Overall, there was a high prevalence of hyperglycaemia, especially at the lowest cut point of > 8 mmol/L, which is the goal advocated in the AACE/ADA consensus statement. This highlights that it was difficult to achieve good glycaemic control in the inpatient setting using the hospital’s current practice. Given the well-documented adverse effects of hyperglycaemia and the relatively low incidence of hypoglycaemia, it may be more prudent to manage hyperglycaemia more aggressively than to adjust current glycaemic targets. We recommend that glycaemic goals be individualised according to individual patient profiles (e.g. for surgical patients, who may be more predisposed to hypoglycaemia, caution and close monitoring should be in place to avoid hypoglycaemia). In general, intensive glycaemic control is recommended as long as a hypoglycaemia management protocol is adopted and implemented.(17)

Further research and increased hospital participation in data collection and reporting are needed to facilitate the development of best practices and improve inpatient glycaemic control.
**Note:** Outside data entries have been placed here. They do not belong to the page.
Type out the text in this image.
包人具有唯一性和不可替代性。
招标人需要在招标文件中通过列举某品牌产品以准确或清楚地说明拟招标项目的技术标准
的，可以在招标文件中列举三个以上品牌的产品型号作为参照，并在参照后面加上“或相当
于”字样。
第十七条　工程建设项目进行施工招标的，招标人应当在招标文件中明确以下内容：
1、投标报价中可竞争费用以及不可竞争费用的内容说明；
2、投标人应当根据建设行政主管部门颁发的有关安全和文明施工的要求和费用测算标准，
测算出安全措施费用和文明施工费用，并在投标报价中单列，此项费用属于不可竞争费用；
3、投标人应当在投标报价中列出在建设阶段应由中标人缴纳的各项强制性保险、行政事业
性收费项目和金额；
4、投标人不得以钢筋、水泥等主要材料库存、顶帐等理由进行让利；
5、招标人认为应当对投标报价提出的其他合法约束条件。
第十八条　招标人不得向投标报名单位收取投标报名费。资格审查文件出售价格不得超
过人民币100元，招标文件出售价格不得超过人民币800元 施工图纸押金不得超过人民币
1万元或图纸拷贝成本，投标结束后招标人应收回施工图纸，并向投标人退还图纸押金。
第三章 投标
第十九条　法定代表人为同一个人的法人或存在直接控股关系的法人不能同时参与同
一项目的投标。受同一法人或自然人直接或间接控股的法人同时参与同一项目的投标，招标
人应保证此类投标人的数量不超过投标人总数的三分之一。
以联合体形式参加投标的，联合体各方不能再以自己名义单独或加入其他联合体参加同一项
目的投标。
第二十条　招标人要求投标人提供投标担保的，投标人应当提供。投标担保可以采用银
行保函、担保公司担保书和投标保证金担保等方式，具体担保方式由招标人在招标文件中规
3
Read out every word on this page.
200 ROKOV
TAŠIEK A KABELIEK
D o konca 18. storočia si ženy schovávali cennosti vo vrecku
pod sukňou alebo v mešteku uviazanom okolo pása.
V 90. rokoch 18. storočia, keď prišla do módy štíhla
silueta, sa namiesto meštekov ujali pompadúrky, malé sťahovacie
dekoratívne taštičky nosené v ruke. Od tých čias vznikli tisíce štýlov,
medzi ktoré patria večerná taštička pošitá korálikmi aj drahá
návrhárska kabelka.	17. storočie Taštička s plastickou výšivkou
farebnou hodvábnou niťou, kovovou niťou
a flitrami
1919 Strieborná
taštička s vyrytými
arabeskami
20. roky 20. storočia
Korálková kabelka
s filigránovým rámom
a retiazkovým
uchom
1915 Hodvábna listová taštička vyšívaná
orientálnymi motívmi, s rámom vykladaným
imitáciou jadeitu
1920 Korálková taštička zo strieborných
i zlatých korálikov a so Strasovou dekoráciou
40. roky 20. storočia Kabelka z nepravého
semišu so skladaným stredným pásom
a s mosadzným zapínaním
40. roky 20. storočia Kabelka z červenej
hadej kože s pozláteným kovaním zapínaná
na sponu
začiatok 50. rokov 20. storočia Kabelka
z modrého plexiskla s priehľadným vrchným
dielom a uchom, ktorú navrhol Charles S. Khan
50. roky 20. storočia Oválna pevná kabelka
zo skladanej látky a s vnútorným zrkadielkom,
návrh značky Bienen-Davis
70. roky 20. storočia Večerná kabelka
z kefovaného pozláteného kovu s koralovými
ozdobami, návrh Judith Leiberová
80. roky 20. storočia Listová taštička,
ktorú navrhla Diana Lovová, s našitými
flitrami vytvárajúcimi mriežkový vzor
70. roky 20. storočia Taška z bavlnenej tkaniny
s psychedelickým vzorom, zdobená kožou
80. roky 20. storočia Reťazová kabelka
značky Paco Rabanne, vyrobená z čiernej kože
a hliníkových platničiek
Until there is more evidence to justify changes to the current practices in glycaemic control, it is imperative that healthcare providers exercise due clinical judgment, in combination with careful ongoing assessment of the patient’s clinical status, in the day-to-day management of DM patients.(17)

To conclude, the prevalence of hyperglycaemia among the Asian patients in our study was high, while the prevalence of hypoglycaemia was relatively low. This suggests that the current quality of inpatient glycaemic control is suboptimal. Several factors, such as the type and intensity of treatment, patient discipline and baseline HbA1c, are associated with a greater prevalence of dysglycaemia. Due regard should be given to these factors in the management of diabetic patients in Asian populations. Future research should address the relationship between these factors and dysglycaemia.